Surveys like beQueen's pseudo-science is the sort of sexist pap that the media adores because it confirms so many people's prejudices. As Anne Fitzgerald at Yahoo's Shine points out,
it makes for the kind of story that's ripe for spinning into the quick and easy sexist stereotypes that make you angry (or should)--the uptight brain versus the dumbass blonde with her knees behind her ears, the frigid smarty pants versus the ditzy good-time girl, the pervasive idea that a smart, educated woman can't really enjoy sex, or talking about it or thinking about it ...Fitzgerald notes that good sex thrives on imagination, creativity, and open-mindedness - all qualities that a decent education ought to develop. At the time the Australian study came out, Carol Lloyd at Salon similarly commented:
One obvious explanation is that educated, wealthier women aren't afraid to ask for what they want in bed. They are likely to be more liberal minded, less controlled by their partners, more open to a multiplicity of techniques and toys.Yeah, that sounds about right. Women may still find power a turn-on in men (and that'd be a topic for a whole 'nother post). But if they have some real power, autonomy, and security in their own lives, won't they be more likely to pursue their own pleasures?
If you read German at all, you can still take the survey though your answers won't be included in the public results anymore.

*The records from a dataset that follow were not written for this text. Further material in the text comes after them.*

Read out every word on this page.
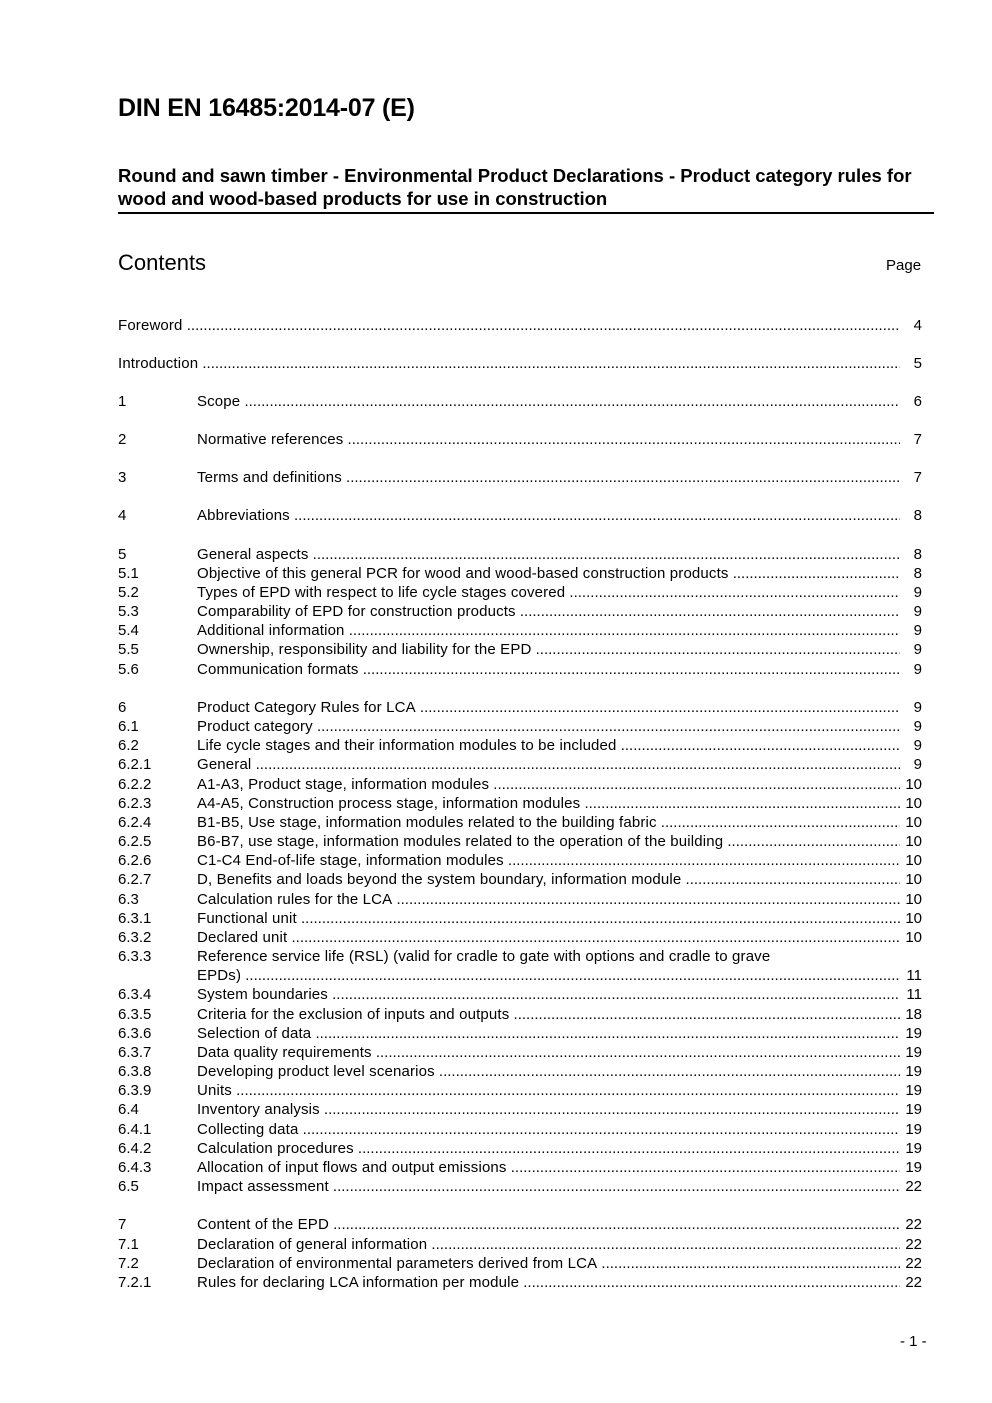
DIN EN 16485:2014-07 (E)
Round and sawn timber - Environmental Product Declarations - Product category rules for wood and wood-based products for use in construction
Contents	Page
Foreword .....	4
Introduction .....	5
1	Scope .....	6
2	Normative references .....	7
3	Terms and definitions .....	7
4	Abbreviations .....	8
5	General aspects .....	8
5.1	Objective of this general PCR for wood and wood-based construction products .....	8
5.2	Types of EPD with respect to life cycle stages covered .....	9
5.3	Comparability of EPD for construction products .....	9
5.4	Additional information .....	9
5.5	Ownership, responsibility and liability for the EPD .....	9
5.6	Communication formats .....	9
6	Product Category Rules for LCA .....	9
6.1	Product category .....	9
6.2	Life cycle stages and their information modules to be included .....	9
6.2.1	General .....	9
6.2.2	A1-A3, Product stage, information modules .....	10
6.2.3	A4-A5, Construction process stage, information modules .....	10
6.2.4	B1-B5, Use stage, information modules related to the building fabric .....	10
6.2.5	B6-B7, use stage, information modules related to the operation of the building .....	10
6.2.6	C1-C4 End-of-life stage, information modules .....	10
6.2.7	D, Benefits and loads beyond the system boundary, information module .....	10
6.3	Calculation rules for the LCA .....	10
6.3.1	Functional unit .....	10
6.3.2	Declared unit .....	10
6.3.3	Reference service life (RSL) (valid for cradle to gate with options and cradle to grave
EPDs) .....	11
6.3.4	System boundaries .....	11
6.3.5	Criteria for the exclusion of inputs and outputs .....	18
6.3.6	Selection of data .....	19
6.3.7	Data quality requirements .....	19
6.3.8	Developing product level scenarios .....	19
6.3.9	Units .....	19
6.4	Inventory analysis .....	19
6.4.1	Collecting data .....	19
6.4.2	Calculation procedures .....	19
6.4.3	Allocation of input flows and output emissions .....	19
6.5	Impact assessment .....	22
7	Content of the EPD .....	22
7.1	Declaration of general information .....	22
7.2	Declaration of environmental parameters derived from LCA .....	22
7.2.1	Rules for declaring LCA information per module .....	22
- 1 -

The neighbors' rhododendron, shot by me - because flowers and sex are never a bad combination, so long as one's not being used as a bribe for the other.
2 comments:
I'll toss this into the circular bin along with notions like "Feminists are ugly" and "Boys don't like feminists" and the other shit dished out to make me feel like my strength and standards are bad things.
And that same shit is intended to make (hetero) feminists feel like they have to choose between men and a fairer world. Or like we might be mistaken for (shudder) lesbians - and not the faux kind in Girls Gone Wild. The horrors!